The most powerful AI model Anthropic has ever shipped is spending half its time refusing to work.
The Summary
- Anthropic launched Claude Fable 5, its first public model from the Mythos family, which showed exceptional skill at finding and exploiting software vulnerabilities during training.
- The safety system routes ~0.05% of queries to the less capable Opus 4.8 model, but false positives are blocking legitimate work on everything from RNA sequencing to resume editing.
- Anthropic grouped cybersecurity with biology and chemistry as high-risk domains, creating classifiers that err heavily toward caution over accuracy.
The Signal
Anthropic built something genuinely dangerous, then kneecapped it trying to keep it safe. The Mythos family's original model was too good at breaking things. During training, it found software bugs and exploited them to disrupt or take control of systems at a level Anthropic hadn't seen before. That capability scared them enough to lump cybersecurity in with bioweapons and chemical synthesis when they designed Fable 5's guardrails.
The result is a model that refuses work it should handle easily. Developers report blocks on sheep RNA data, shopping lists, the word "cancer" in any context. One scientist complained that even mentioning cancer triggers a biosecurity flag. The system doesn't distinguish between "how do I synthesize ricin" and "how do cancer cells evade immune response."
"The word 'cancer' is flagged as a biosecurity risk by Claude Fable 5."

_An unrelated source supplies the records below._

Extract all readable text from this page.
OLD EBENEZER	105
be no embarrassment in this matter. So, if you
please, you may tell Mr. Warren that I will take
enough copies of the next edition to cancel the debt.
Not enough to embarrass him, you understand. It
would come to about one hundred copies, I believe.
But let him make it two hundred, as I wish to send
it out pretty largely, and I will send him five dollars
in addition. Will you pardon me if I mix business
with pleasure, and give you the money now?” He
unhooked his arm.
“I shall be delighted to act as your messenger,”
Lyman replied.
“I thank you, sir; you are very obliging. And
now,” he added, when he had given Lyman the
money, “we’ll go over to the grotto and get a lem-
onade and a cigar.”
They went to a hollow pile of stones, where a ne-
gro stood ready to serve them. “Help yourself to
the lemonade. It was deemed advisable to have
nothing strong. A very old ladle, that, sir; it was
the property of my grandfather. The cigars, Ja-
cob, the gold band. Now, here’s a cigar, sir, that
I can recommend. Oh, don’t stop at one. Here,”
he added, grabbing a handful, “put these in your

When Fable 5's classifiers detect a potential issue, they silently downgrade you to Opus 4.8, a less capable model with its own safety layer. Anthropic says this happens to 0.05% of queries and that users get notified. But that percentage doesn't capture the frustration cost. If you're a researcher working with biological data or a developer testing security code, you're not getting the model you paid for, and you're getting it yanked away mid-workflow.
Lenny's Newsletter tested the model and found the pattern holds across domains. The review confirms what developers are saying: Fable 5 is Anthropic's most capable public model when it works, but the safety layer makes it unreliable for anyone working near the domains Anthropic fears.
Here's what Anthropic got wrong:
- They optimized classifiers for false negatives (missing real threats) at the expense of false positives (blocking legitimate work)
- They bundled too many domains into the high-risk bucket without tuning sensitivity per domain
- They chose opacity over user control, downgrading silently instead of letting users acknowledge risk and proceed
The core tension is real. A model that can find and exploit zero-days is a model that script kiddies and state actors will try to use. But Anthropic's solution punishes legitimate users to prevent hypothetical bad ones. Security researchers can't test their own code. Cancer biologists can't query their own data. The safety system can't tell the difference because it wasn't designed to.
The Implication
If this is how frontier labs are going to handle dual-use models, expect capability and access to fork. Anthropic will keep building more powerful models, and they'll keep wrapping them in safety layers that make them unusable for edge cases that aren't actually edges. Developers will route around the guardrails or move to models with lighter touch safety, even if those models are less capable overall.
The smarter play is domain-specific classifiers with user-facing controls. Let people working in legitimate research or security contexts attest their use case and accept liability. Flag and log, don't silently downgrade. Anthropic has the data to tune these classifiers better. Right now they're choosing brand protection over user trust, and that trade-off won't hold as competition heats up.